Luke gets to pilot an x-wing at the end of the movie, after the audience has been on an adventure with him. Again, there's no logical reason why anyone can't have any skill you want them to have, it's just a matter of narrative flow to build up to something like that. imo Abrams movies tend to be a series of cool pay-offs that were never set up clearly.

Where is the narrative flow where we see Luke is a crackshot and also on first attempt knows there is a grapplehook in a stolen belt and can use it like an expert with first toss?

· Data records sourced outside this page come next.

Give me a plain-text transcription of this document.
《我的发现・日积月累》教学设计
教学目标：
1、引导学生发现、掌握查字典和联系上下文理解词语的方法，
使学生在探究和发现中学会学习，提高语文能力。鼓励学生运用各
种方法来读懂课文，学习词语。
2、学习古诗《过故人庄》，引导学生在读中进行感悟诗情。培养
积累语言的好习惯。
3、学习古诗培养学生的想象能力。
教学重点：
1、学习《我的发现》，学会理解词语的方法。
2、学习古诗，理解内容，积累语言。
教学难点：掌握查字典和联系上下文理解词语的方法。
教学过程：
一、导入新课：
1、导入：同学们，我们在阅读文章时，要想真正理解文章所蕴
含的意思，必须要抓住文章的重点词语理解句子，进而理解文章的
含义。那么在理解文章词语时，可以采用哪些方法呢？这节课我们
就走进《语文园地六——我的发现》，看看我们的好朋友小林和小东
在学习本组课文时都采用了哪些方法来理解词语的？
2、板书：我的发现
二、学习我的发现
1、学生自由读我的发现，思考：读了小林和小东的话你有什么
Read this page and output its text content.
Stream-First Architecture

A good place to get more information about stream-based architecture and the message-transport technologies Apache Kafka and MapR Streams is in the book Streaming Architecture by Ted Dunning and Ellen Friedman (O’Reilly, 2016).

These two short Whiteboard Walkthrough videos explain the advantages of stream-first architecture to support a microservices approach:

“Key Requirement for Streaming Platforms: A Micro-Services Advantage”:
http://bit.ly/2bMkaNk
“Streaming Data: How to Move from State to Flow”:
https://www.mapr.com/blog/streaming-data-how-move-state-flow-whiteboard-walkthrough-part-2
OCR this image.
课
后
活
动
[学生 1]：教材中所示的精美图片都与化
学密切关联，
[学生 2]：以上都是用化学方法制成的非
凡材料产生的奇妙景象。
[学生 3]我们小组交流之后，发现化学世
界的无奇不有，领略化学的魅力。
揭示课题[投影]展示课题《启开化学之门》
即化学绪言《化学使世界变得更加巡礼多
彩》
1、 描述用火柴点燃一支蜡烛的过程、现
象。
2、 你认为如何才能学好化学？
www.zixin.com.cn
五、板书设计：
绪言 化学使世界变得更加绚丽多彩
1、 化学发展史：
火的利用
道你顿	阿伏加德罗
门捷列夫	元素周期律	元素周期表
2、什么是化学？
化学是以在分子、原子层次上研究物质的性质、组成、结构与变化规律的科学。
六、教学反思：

Be honest with yourself - it's just a double-standard.
 
The grapplehook swing has always been an odd scene for me. It feels particularly retro and swashbucklery. If that scene were in this film I think plenty of people would have a problem with it.
 
Luke gets to pilot an x-wing at the end of the movie, after the audience has been on an adventure with him. Again, there's no logical reason why anyone can't have any skill you want them to have, it's just a matter of narrative flow to build up to something like that. imo Abrams movies tend to be a series of cool pay-offs that were never set up clearly.

Where is the narrative flow where we see Luke is a crackshot and also on first attempt knows there is a grapplehook in a stolen belt and can use it like an expert with first toss?

Be honest with yourself - it's just a double-standard.

I think Abrams is just not as good at making things feel natural. It's not a double standard, it's an aspect of his style that I dislike. It's not a catastrophic failing, but it annoys me. Like I said, this would have been easy to build up to. Abrams decided he needed an action scene there but wanted an unnecessary extra step between getting the Falcon & meeting Han. We spend plenty of time with Rey, seeing her routine. Then WHAM we're in the middle of the adventure suddenly.

With Luke, he lost the driods like a dumbass, got his ass kicked by a random sand person, got to talk to ObiWan, chickens out of joining ObiWan until his aunt/uncle die, bumbled about in the cantina & got saved by ObiWan, did some force training with ObiWan, tried to take charge on the Death Star & bumbled them into a garbage pit, THEN he starts to get his shit together & I actually give a damn because at that point he had earned a victory. If you hand a bunch of victories to the main characters at the very start of the movie it's not good dramatic storytelling imo. I think Abrams likes to skip to the cool stuff as it were. It's not necessarily 'unrealistic' per se, but it deprives the rest of the movie of a sense of urgency for the main characters to get it together & save the day. This is most strongly highlighted by the assault on the STB later on. Han is literally like "Oh a death star you say? Pfft whatever let's blow it up already." It's like a joke to him.
 
The last time Star Trek adhered to that philosophy was TOS. Maybe the movies in the '80s. Since then it's been technobabble out the plasma conduit wazoo.
 
Why does everything have to be EXPLAINED?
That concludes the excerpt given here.